Era a hora. Não havia mais como adiar.
Maria se aproximou da minha carteira antes mesmo que eu guardasse o material.
"Você tá pálida, Livi."
"Não tô", menti, a voz fraca.
"Tá sim" ela insistiu, cruzando os braços. "Quer que eu vá junto? Posso ficar esperando lá fora."
Balancei a cabeça negativamente.
"Ele pediu pra ser só eu."
Maria mordeu o lábio, o desconforto evidente em cada traço do rosto.
"E você vai... assim? Sozinha?"
"Eu tenho que ir."
Ela soltou o ar pesadamente.
"Tá. Mas fica com o celular na mão. Qualquer coisa, me chama. Sério."
Assenti.
Mas a verdade era outra.
A conversa que eu estava prestes a ter não exigia medidas de segurança física.
Exigia coragem emocional.
Era sobre uma verdade que só ele podia me entregar.
Saí da sala e tomei o rumo do corredor lateral, contrariando o fluxo de alunos que ia para a saída.
A quadra antiga ficava nos fundos do terreno, uma área esquecida onde o colégio estocava carteiras quebradas e memórias antigas. Era o refúgio de quem queria invisibilidade.
Enquanto meus passos ecoavam no corredor vazio, o celular vibrou.
Theo.
“Tô indo pra lá.”
Respondi caminhando:
“Já estou chegando.”
Meu coração batia tão rápido e forte contra as costelas que parecia querer chegar ao destino antes de mim.
Quando dobrei a esquina do corredor que dava acesso à entrada da quadra, algo no chão chamou minha atenção.
Perto da parede descascada, havia um papel dobrado.
Solitário. Intencional.
Olhei em volta. O corredor estava deserto.
Abaixei e peguei o papel.
Abri com dedos trêmulos.
Era um bilhete.
A letra era rápida, inclinada, urgente.
“Se você soubesse desde o início, teria me evitado.”

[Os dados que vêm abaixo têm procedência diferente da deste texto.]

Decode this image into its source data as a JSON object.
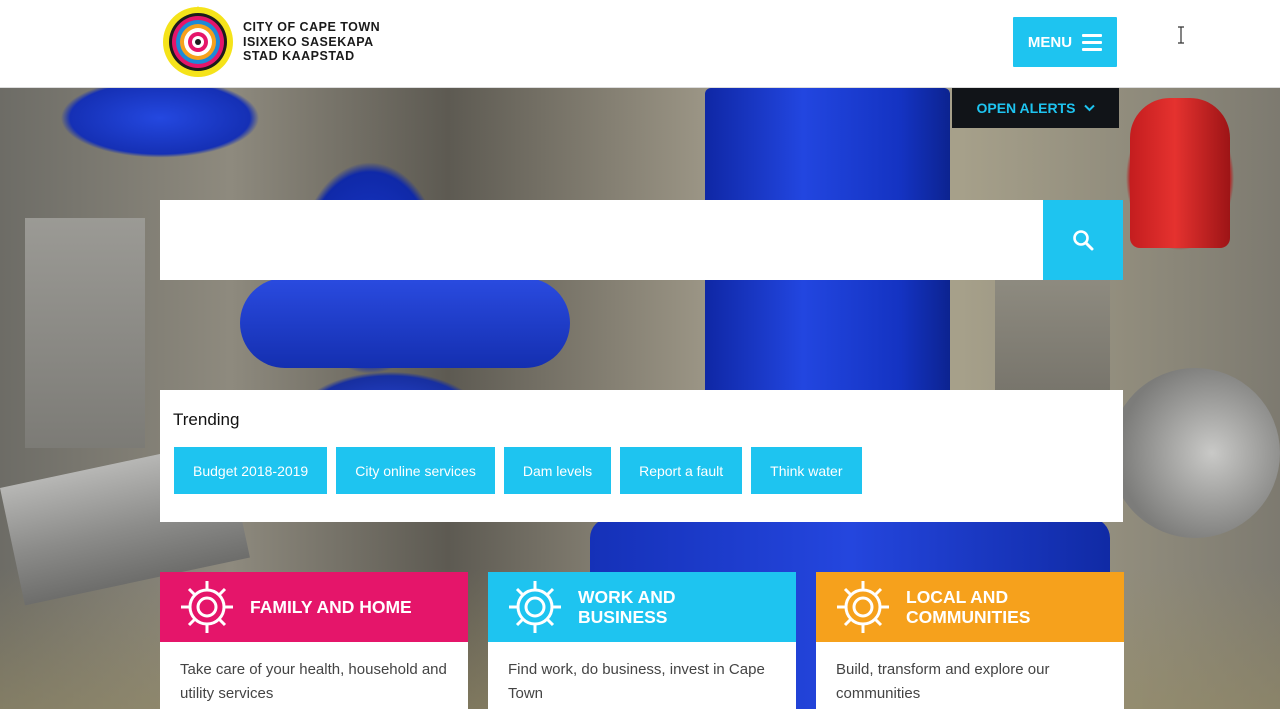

Meu peito apertou, o ar faltando nos pulmões.
Virei o papel. Havia mais uma frase no verso:
“Mas eu não queria que você fizesse isso.”
Reconheci a caligrafia.
Era dele.
Por um instante, fiquei paralisada ali, sentindo o mundo se estreitar até caber naquele pedaço de papel.

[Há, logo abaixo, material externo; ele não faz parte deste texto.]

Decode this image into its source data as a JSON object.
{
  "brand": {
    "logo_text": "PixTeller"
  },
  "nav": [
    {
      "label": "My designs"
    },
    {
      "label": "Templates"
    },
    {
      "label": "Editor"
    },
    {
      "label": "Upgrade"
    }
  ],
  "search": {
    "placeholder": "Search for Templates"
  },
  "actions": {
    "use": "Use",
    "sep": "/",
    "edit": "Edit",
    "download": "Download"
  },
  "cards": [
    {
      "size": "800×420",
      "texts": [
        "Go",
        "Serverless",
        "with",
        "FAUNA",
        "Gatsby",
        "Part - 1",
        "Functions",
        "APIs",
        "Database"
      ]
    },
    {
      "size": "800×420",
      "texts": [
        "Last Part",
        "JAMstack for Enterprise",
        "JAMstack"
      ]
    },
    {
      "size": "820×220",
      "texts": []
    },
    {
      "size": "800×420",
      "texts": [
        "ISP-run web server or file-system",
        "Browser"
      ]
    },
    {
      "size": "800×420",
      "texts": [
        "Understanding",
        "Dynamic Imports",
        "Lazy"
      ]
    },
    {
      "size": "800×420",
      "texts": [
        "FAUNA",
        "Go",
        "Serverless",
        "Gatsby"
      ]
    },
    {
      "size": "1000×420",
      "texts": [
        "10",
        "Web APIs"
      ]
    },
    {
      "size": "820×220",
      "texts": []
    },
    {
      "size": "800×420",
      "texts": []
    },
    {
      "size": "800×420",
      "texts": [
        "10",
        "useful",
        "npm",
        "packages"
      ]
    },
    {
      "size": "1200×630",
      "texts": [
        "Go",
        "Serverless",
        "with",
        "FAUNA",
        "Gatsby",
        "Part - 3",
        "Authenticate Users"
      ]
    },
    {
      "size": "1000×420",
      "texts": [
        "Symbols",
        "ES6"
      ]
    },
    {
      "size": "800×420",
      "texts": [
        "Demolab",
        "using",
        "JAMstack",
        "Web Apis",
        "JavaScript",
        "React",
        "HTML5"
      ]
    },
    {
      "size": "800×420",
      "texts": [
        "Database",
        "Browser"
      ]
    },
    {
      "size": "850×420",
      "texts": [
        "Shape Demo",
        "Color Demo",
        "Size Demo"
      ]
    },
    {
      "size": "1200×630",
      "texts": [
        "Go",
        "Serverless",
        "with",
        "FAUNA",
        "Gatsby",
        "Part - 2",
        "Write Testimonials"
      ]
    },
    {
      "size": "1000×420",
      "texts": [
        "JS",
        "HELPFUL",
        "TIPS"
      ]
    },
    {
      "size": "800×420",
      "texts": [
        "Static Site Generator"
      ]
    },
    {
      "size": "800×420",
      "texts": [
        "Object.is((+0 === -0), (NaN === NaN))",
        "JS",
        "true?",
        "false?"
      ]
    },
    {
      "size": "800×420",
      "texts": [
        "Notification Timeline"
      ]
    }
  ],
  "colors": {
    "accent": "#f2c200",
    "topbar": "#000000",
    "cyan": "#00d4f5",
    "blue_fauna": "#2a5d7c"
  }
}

Cada palavra tinha peso. Cada letra carregava uma confissão.
Ele estava com medo.
Medo de perder algo que nem tinha começado.

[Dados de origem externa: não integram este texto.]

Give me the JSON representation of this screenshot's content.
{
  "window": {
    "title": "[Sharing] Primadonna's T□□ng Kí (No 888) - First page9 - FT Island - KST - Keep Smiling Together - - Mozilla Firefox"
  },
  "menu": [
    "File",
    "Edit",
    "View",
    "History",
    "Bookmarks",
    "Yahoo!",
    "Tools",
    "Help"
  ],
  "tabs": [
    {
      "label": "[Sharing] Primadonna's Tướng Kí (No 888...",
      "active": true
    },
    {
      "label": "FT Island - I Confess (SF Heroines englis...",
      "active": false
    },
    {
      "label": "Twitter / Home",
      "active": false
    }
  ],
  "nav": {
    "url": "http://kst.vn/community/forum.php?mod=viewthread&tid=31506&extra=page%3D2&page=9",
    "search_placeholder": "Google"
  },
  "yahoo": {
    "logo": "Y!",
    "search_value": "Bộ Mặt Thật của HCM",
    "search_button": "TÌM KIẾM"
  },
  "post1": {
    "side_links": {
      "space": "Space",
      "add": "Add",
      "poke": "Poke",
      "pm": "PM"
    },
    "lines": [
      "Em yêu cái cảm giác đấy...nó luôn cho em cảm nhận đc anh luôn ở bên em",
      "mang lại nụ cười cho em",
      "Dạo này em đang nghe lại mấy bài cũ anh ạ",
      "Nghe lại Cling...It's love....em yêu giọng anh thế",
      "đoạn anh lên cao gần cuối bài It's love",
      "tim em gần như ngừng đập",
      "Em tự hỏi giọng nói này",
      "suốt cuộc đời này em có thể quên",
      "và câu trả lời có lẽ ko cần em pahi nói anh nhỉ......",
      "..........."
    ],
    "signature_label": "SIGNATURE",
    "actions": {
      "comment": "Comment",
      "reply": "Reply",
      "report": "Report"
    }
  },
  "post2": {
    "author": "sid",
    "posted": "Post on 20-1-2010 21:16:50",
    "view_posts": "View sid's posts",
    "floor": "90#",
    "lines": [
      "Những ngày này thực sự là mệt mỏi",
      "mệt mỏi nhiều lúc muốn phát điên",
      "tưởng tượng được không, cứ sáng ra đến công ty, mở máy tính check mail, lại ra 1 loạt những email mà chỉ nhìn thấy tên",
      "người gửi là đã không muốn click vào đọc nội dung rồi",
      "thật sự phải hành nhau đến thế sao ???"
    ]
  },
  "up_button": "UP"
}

Medo de afastar alguém que ele nem ao menos tinha conquistado.
E aquela vulnerabilidade escancarada provocou uma rachadura profunda nas minhas defesas.
Dobrei o bilhete com cuidado e o apertei na palma da mão, como um talismã.
Voltei a andar.
A porta da quadra antiga estava logo ali.
A poucos metros.
E eu sabia, com uma certeza assustadora:
O que ele diria lá dentro não era sobre a escola, nem sobre reputação, nem sobre boatos idiotas.
Era sobre ele.
Era sobre mim.
E era sobre algo que, por mais que eu tentasse negar com todas as minhas forças, já havia criado raízes profundas entre nós.